De Miuccia Prada a Kim Jones, diretores criativos vêm testando os limites e quebrando as caixinhas que moldam nossos gostos pessoais

Por Renata Brosina
20 Maio 2023, 10h20

“É possível se interessar por literatura e ser gostosa ao mesmo tempo?” Me vi surpresa com essa questão circulando nas últimas semanas pelos perfis no Instagram, impulsionada pelo texto “Livro e decotão”, da coluna de Lorena Portela no site da CLAUDIA. O questionamento é genuíno, porque, no nosso imaginário, fomos condicionados a assimilar interesses a estéticas padronizadas. Afinal, há quem diga que a exposição do corpo não combina com o lado intelectual da força.

Porém (e sorte a nossa), a moda vem provando que, cada vez mais, diretores criativos investem na quebra de estereótipos — ou melhor, nos uniformes criados pela própria sociedade. Mesmo que as roupas sejam uma forma de comunicar, há um território a ser explorado na maneira como mostramos nossos gostos por aí. E o desafio começou faz tempo.
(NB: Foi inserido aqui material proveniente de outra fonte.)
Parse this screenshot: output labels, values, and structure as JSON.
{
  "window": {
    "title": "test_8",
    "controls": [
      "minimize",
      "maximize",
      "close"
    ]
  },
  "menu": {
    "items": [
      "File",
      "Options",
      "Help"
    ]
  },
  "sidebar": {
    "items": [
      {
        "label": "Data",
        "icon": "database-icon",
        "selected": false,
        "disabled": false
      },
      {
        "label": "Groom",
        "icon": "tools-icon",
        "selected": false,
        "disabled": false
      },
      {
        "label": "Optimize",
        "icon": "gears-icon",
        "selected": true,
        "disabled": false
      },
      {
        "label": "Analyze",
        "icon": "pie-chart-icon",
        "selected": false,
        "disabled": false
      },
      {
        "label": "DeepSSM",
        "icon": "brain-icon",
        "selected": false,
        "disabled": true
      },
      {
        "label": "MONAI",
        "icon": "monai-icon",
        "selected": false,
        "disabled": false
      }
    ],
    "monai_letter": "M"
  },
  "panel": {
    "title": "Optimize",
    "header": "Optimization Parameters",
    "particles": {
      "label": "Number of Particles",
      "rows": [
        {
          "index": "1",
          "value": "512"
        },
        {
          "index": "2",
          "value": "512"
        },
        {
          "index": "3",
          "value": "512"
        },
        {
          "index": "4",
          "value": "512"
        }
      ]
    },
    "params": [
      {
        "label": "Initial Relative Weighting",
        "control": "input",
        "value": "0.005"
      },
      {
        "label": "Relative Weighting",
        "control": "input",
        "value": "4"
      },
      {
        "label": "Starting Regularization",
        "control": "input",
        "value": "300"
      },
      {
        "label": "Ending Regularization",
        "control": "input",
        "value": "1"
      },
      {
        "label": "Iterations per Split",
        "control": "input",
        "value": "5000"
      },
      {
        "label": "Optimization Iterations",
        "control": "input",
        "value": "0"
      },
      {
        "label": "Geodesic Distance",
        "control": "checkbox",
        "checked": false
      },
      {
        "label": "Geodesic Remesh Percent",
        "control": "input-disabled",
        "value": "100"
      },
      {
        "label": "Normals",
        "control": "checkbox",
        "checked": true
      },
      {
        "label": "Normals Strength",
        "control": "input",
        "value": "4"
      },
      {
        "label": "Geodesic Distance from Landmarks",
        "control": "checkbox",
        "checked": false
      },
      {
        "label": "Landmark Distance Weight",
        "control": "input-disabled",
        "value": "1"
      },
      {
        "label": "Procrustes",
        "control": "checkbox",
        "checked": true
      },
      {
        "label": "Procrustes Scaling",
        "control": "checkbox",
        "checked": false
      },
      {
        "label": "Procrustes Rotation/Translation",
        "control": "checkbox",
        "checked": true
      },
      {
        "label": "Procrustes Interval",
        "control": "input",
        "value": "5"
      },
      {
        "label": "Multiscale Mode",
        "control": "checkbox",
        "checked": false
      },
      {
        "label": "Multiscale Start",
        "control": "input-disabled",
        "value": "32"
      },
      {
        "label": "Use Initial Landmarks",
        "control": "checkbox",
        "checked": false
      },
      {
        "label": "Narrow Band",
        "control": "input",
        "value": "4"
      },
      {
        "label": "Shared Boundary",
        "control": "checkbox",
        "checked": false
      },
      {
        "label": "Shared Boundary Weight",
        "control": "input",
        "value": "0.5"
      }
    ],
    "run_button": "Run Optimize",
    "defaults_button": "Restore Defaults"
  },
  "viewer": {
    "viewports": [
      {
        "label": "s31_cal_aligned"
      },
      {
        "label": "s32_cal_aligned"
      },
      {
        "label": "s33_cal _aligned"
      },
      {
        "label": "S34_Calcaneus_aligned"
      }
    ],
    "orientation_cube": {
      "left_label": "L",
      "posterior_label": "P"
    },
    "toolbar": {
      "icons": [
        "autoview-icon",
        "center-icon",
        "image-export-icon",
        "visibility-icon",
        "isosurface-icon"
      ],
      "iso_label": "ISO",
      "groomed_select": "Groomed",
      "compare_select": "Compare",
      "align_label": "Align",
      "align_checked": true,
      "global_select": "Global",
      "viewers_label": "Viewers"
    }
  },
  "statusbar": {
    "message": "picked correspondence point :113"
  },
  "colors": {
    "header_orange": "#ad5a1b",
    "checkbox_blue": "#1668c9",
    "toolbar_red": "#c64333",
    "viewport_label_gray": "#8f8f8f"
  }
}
Foi na temporada de Verão 2021 da Alta-Costura que Kim Jones estreou na Fendi. Para a sua primeira coleção, o designer britânico trouxe uma das suas maiores fontes de inspiração: a literatura inglesa. Mr. Jones tem uma adoração pelo Bloomsbury Group, que contava com artistas e escritores do início do século 20 e, por isso, Orlando, escrito por Virginia Woolf e publicado em 1928, foi o escolhido como referência para o seu début. Ao longo da apresentação, uma construção de imagem baseada nas transformações que o personagem principal do livro passou ao longo da sua trajetória.

Em paralelo, no mesmo ambiente da passarela, modelos estavam com seus livros abertos, dentro de uma espécie de vitrine. Quem não sabia do que se tratava o romance de Woolf, questionou a relação estética entre os visuais tradicionais de pessoas que gostam de ler e a coleção apresentada por Kim. A discussão alcançou comentários que traziam uma relação incompatível entre transparência e decote com… o gosto pela leitura. A questão é que a moda é conhecida por ter sua veia transgressora, mas, dentro do ponto de vista do público, a mensagem pareceu incoerente — e não um “Oba, finalmente podemos usar decote, leitoras!”

Talvez a missão de desconstruir uniformes pareça mais fácil nas mãos de Miuccia Prada, conhecida por rejeitar o óbvio e “belo” comum. Desde a estreia da Prada na passarela de prêt-à-porter no final da década de 1980, a italiana criou uma relação interessante com a ideia de repensar o guarda-roupa. O seu trabalho em cima das interpretações do conceito de uniformes acabou criando um elo tão forte que quem conhece a marca a fundo, sabe que é esperado um novo questionamento sobre sua função a cada desfile.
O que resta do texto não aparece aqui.